Un sindaco ha chiesto un parere in merito alla possibilità di considerare neutra sotto il profilo della finanza pubblica, in quanto interveniente tra enti soggetti ai medesimi vincoli assunzionali, la mobilità in entrata, da una IPAB verso un comune.

I magistrati contabili del Veneto, con la deliberazione 504/2017, pubblicata sul sito della sezione regionale di controllo il 25 settembre, hanno evidenziato che attualmente la specifica disciplina in materia di spesa di personale, riguardante proprio le aziende speciali e le istituzioni pubbliche, è contenuta nel comma 2 bis dell’art. 18 del d.l. 112/2008.
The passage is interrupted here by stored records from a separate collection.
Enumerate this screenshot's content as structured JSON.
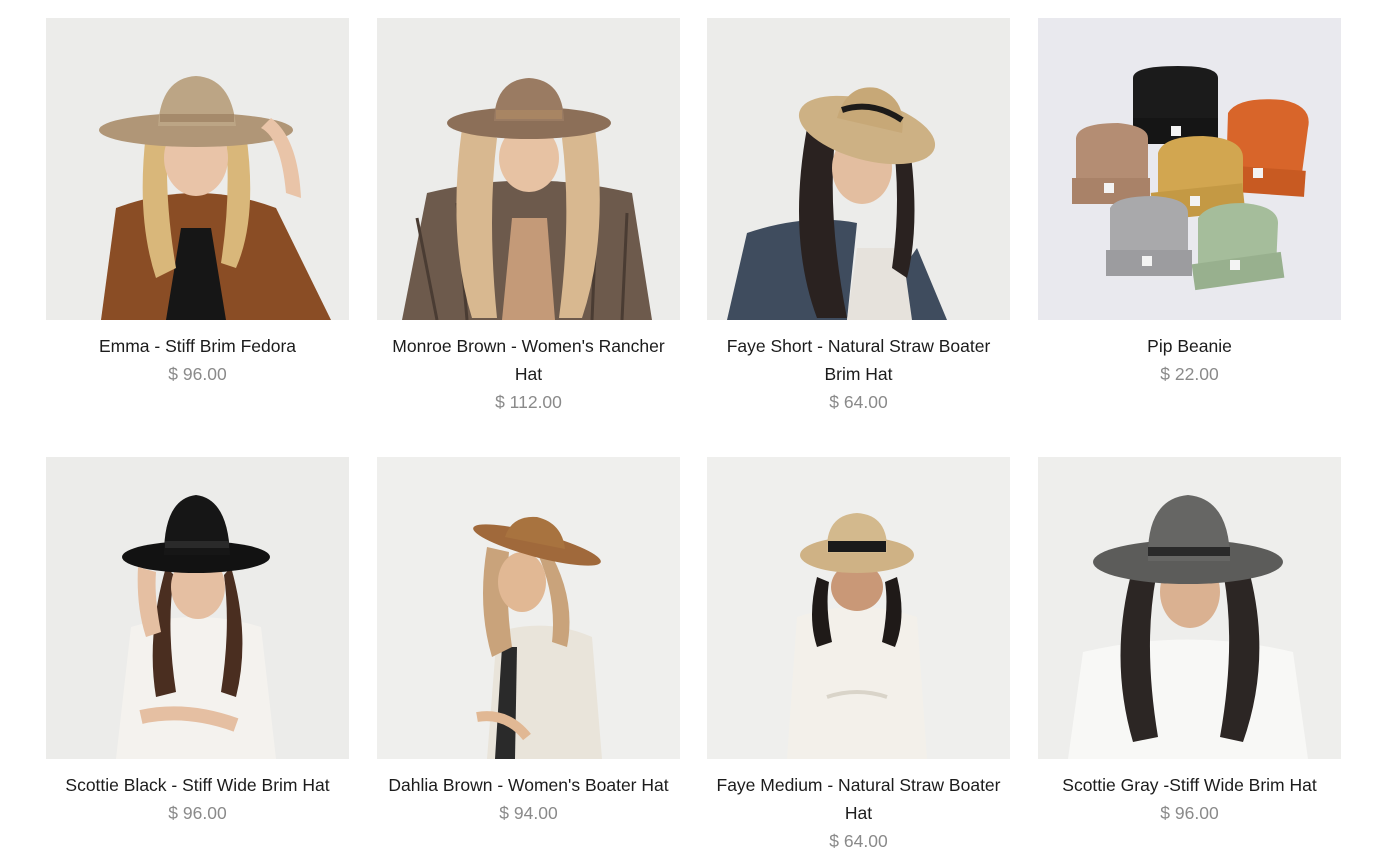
{
  "products": [
    {
      "name": "Emma - Stiff Brim Fedora",
      "price": "$ 96.00",
      "image_icon": "photo-woman-tan-fedora"
    },
    {
      "name": "Monroe Brown - Women's Rancher Hat",
      "price": "$ 112.00",
      "image_icon": "photo-woman-brown-rancher-hat"
    },
    {
      "name": "Faye Short - Natural Straw Boater Brim Hat",
      "price": "$ 64.00",
      "image_icon": "photo-woman-straw-boater"
    },
    {
      "name": "Pip Beanie",
      "price": "$ 22.00",
      "image_icon": "photo-six-beanies"
    },
    {
      "name": "Scottie Black - Stiff Wide Brim Hat",
      "price": "$ 96.00",
      "image_icon": "photo-woman-black-wide-brim"
    },
    {
      "name": "Dahlia Brown - Women's Boater Hat",
      "price": "$ 94.00",
      "image_icon": "photo-woman-brown-boater"
    },
    {
      "name": "Faye Medium - Natural Straw Boater Hat",
      "price": "$ 64.00",
      "image_icon": "photo-woman-straw-boater-medium"
    },
    {
      "name": "Scottie Gray -Stiff Wide Brim Hat",
      "price": "$ 96.00",
      "image_icon": "photo-woman-gray-wide-brim"
    }
  ],
  "colors": {
    "product_name": "#1c1c1c",
    "price": "#8a8a8a",
    "photo_background": "#ececea"
  }
}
Tale diposizione prevede che, in via generale, aziende speciali ed istituzioni devono attenersi al principio di riduzione dei costi del personale, attraverso il contenimento degli oneri contrattuali e delle assunzioni, la cui concreta declinazione è rimessa all’attività di indirizzo dell’ente controllante ed escludendo, da tale limitazione, le aziende speciali e le istituzioni che gestiscono servizi socio-assistenziali ed educativi, scolastici e per l’infanzia, culturali e alla persona nonché le farmacie, assoggettate all’unico obbligo di mantenere un livello dei costi del personale coerente rispetto alla quantità dei servizi erogati.

Ne consegue che le aziende e le istituzioni pubbliche e, soprattutto, quelle che operano nel campo socio-assistenziale, non risultano assoggettate ai medesimi limiti assunzionali previsti per gli enti locali.

Pertanto, la mobilità in entrata, da una IPAB verso un comune, non può considerarsi neutra ai fini del turnover.